Iterating over files using Haskell

Question

I have a Haskell function that operates on a single file to produce a map. I want to iterate over all files in a directory and apply this function to produce a single map.

I am trying to approach it this way:

perFileFunc :: Int -> FilePath -> IO (Map.Map [Char] Double)

allFilesIn dir =  filter (/= "..")<$>(filter(/= ".")<$>(getDirectoryContents dir)

This gives me a list of all filenames in a directory except . and ..

Now when I try and do

myFunc dir n = map (perFileFunc n) <$> allFilesIn dir

It typechecks but doesn't do anything. I was expecting a list of maps which I would join using a unionWith (+) perhaps.

This doesn't seem to be the right way to do this.

Answer 1

The tricky thing to understand about Haskell is how to recognize and compose IO actions. Let's look at some type signatures.

dir :: FilePath
allFilesIn :: FilePath -> IO [FilePath]
perFileFunc :: Int -> FilePath -> IO (Map.Map [Char] Double)    

Now then, you said that for myFunc:

I was expecting a list of maps

So for that function, you want the type signature

myFunc :: Int -> FilePath -> [Map.Map String Double]

Of course, the return type can't be just [Map.Map String Double], because we need to perform some IO in order to evaluate myFunc. So given an Int and a FilePath, we actually want the return type to be an IO action that produces a [Map.Map String Double]:

myFunc :: Int -> FilePath -> IO [Map.Map String Double]

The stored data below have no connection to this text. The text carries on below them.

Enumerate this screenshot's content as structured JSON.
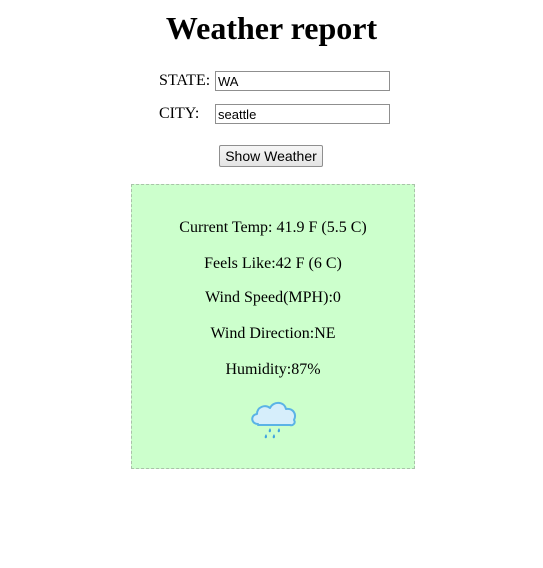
{
  "page": {
    "title": "Weather report"
  },
  "form": {
    "state_label": "STATE:",
    "state_value": "WA",
    "city_label": "CITY:",
    "city_value": "seattle",
    "submit_label": "Show Weather"
  },
  "report": {
    "current_temp": "Current Temp: 41.9 F (5.5 C)",
    "feels_like": "Feels Like:42 F (6 C)",
    "wind_speed": "Wind Speed(MPH):0",
    "wind_direction": "Wind Direction:NE",
    "humidity": "Humidity:87%",
    "icon": "rain-cloud-icon"
  },
  "colors": {
    "report_background": "#ccffcc",
    "icon_cloud": "#bfe3f7",
    "icon_outline": "#5bb3e6"
  }
}
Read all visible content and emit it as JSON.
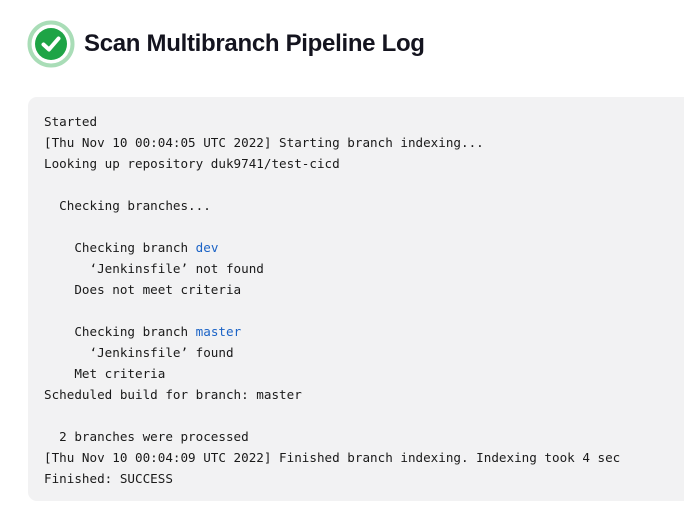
{
  "header": {
    "title": "Scan Multibranch Pipeline Log",
    "status_icon": "success-check-icon",
    "status_color": "#1ea446"
  },
  "log": {
    "line_01": "Started",
    "line_02": "[Thu Nov 10 00:04:05 UTC 2022] Starting branch indexing...",
    "line_03": "Looking up repository duk9741/test-cicd",
    "line_04": "",
    "line_05": "  Checking branches...",
    "line_06": "",
    "line_07_prefix": "    Checking branch ",
    "line_07_link": "dev",
    "line_08": "      ‘Jenkinsfile’ not found",
    "line_09": "    Does not meet criteria",
    "line_10": "",
    "line_11_prefix": "    Checking branch ",
    "line_11_link": "master",
    "line_12": "      ‘Jenkinsfile’ found",
    "line_13": "    Met criteria",
    "line_14": "Scheduled build for branch: master",
    "line_15": "",
    "line_16": "  2 branches were processed",
    "line_17": "[Thu Nov 10 00:04:09 UTC 2022] Finished branch indexing. Indexing took 4 sec",
    "line_18": "Finished: SUCCESS"
  },
  "colors": {
    "link": "#1b63c6",
    "console_background": "#f2f2f3"
  }
}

Now then, let's look at the IO actions we will be composing to create this function.

allFilesIn dir :: IO [FilePath]
perFileFunc n  :: FilePath -> IO (Map.Map String Double)

perFileFunc isn't actually an IO action, but it is a function that, given a FilePath, produces an IO action. So let's see...if we run the allFilesIn action, then we can work with that list and run perFileFunc n on each of its elements.

myFunc dir n = do
  files <- allFilesIn dir
  ???

So what goes in the ??? spot? We have a [FilePath] at our disposal, since we used <- to run the action allFilesIn dir. And we have a function, perFileFunc n :: FilePath -> IO (Map.Map String Double). And we want the result to have the type IO [Map.Map String Double].

Stop...Hoogle time! Generalizing the components we have (a = FilePath, b = Map.Map String Double), we hoogle for [a] -> (a -> IO b) -> IO [b] (pretending we haven't seen ehird's answer yet). Lo and behold, mapM is the magical solution we were looking for! (or forM, which is just flip mapM)

myFunc dir n = do
  files <- allFilesIn dir
  mapM (perFileFunc n) files

If you desugar this do notation, you'll find it reduces to ehird's answer:

myFunc dir n = allFilesIn dir >>= (\files -> mapM (perFileFunc n) files)
-- eta reduce (\x -> f x) ==> f
myFunc dir n = allFilesIn dir >>= mapM (perFileFunc n)

Answer 2

Your code doesn't work properly because (<$>) is for lifting pure actions into an monadic (actually applicative) context, so your myFunc dir n is of type IO [IO (Map.Map [Char] Double)]; an IO action that, when executed, finds the list of files in a directory, and maps each one to another IO action that, when executed, produces the Map you want — without actually executing any of them. That's probably not what you want :)

You want to execute a function returning a monadic action over every element of a list, and return a list of the resulting values. That's what mapM does:

mapM :: (Monad m) => (a -> m b) -> [a] -> m [b]

So what you really want is:

myFunc dir n = allFilesIn dir >>= mapM (perFileFunc n)

You use (>>=) because allFilesIn dir is a monadic action itself, and you want to pass it to a function expecting its result type and returning another action (in this case, mapM).

Note that mapM is unlike map in that, in IO (not every monad behaves like this, but most do), it will execute every action before returning the list; this means that the result of every action must collectively fit into memory, and you won't be able to process the results incrementally. If you want that, you'll need something other than mapM, such as iteratees.